So what we would do is take that and turn it into one sentence and do it in a slow, meditative way. Ashrei. yoshvei. Veitecha. Od. Yehallelucha. Selah. And do that for two or three minutes. And everybody, when it’s over, feels different because they’re connecting to an emotive mode of expression that really allows you to feel a connection.
Ellin Bessner: So this is more of a chanting and meditation, intentional, as opposed to doing the things you’ve always done and it still feels good, but you don’t really understand.
Ralph Benmergui: Yeah, so it is. But we also use the architecture of the services themselves. I mean, we do things that everybody knows, and we do things that kind of turn things upside down a bit so that you’re more awake about what you’re doing.
Ellin Bessner: I want to pick up on what you said earlier about that because I read an article. The Toronto mainstream press did a beautiful piece about it, Toronto Today, and they interviewed somebody I know who’s the executive director of Mazon, Izzy Waxman, who goes to this synagogue, Ha’Sadeh. She told the journalist that while many people like these traditional services that they remember from their grandparents through the generations, and it connects them that way, gor her, who’s a 30-40 something Jewish person in downtown urban communities, she yearned for something different. But the article, Ralph, called them “New hippie Jewish congregation millennials Toronto.” So I’m wondering if that’s fair?
Ralph Benmergui: Yeah, I think it’s kind of a shortcut to try to capture something that’s authentic and sincere. I want to give an example of something that is interesting to me. So there’s kosher, right? For me, I’m a vegetarian, but when I used to eat meat, I was kosher in terms of following halakhic rules. But I did not buy kosher because to me, that just didn’t work. Because the second largest meatpacking kosher business in the United States, the guy who ran it, ended up in jail for being such an abusive, awful, horrible guy.
Ellin Bessner: Right! There was a whole bunch of stories during the pandemic.

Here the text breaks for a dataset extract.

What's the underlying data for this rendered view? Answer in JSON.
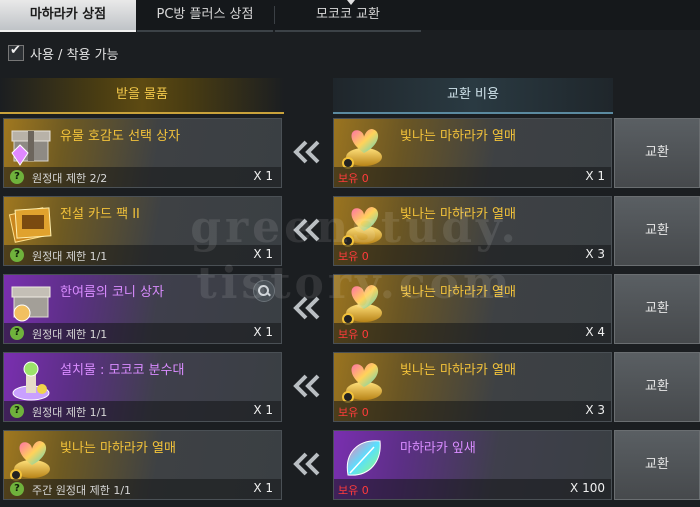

Ralph Benmergui: Yeah. So why would I be thinking, oh, it’s kosher, at least it’s kosher? Instead, what Reb Zalman Schachter-Shalomi, who was the founder of Renewal, did, was eco-kosher. And eco-kosher is about having an ethical route to your food. “Am I buying food that is mass produced in factory farms with abused animals?” If that’s the case, it’s not kosher to me. So eco-kosher is reinventing the idea of kosher and adding the idea of a truly ethical framework and a sustainable environmental impact.
Ellin Bessner: So maybe tell us what “Santa God” is for you and how that just no longer works, when you came to that conclusion or that journey?
Ralph Benmergui: So what I was taught in Hebrew school was that there was a God and God had judgments and God had emotions and God would be wrathful and vengeful. But what I ended up with was God as a man with a beard, on a throne, with a “naughty and nice” list. Now, to me, that’s Santa Claus, that’s not God.
I once did a B’nei Mitzvah class at a synagogue where I asked these kids, “So I say, God. You say___?” And every kid had a different answer. One of my favourites though was this girl said, “It’s like walking into a mist and being surrounded by this mist. That’s really lovely.” And I thought, “Well, that’s just great.” So everybody has their own version of what God is. But I couldn’t accept God as Santa God anymore.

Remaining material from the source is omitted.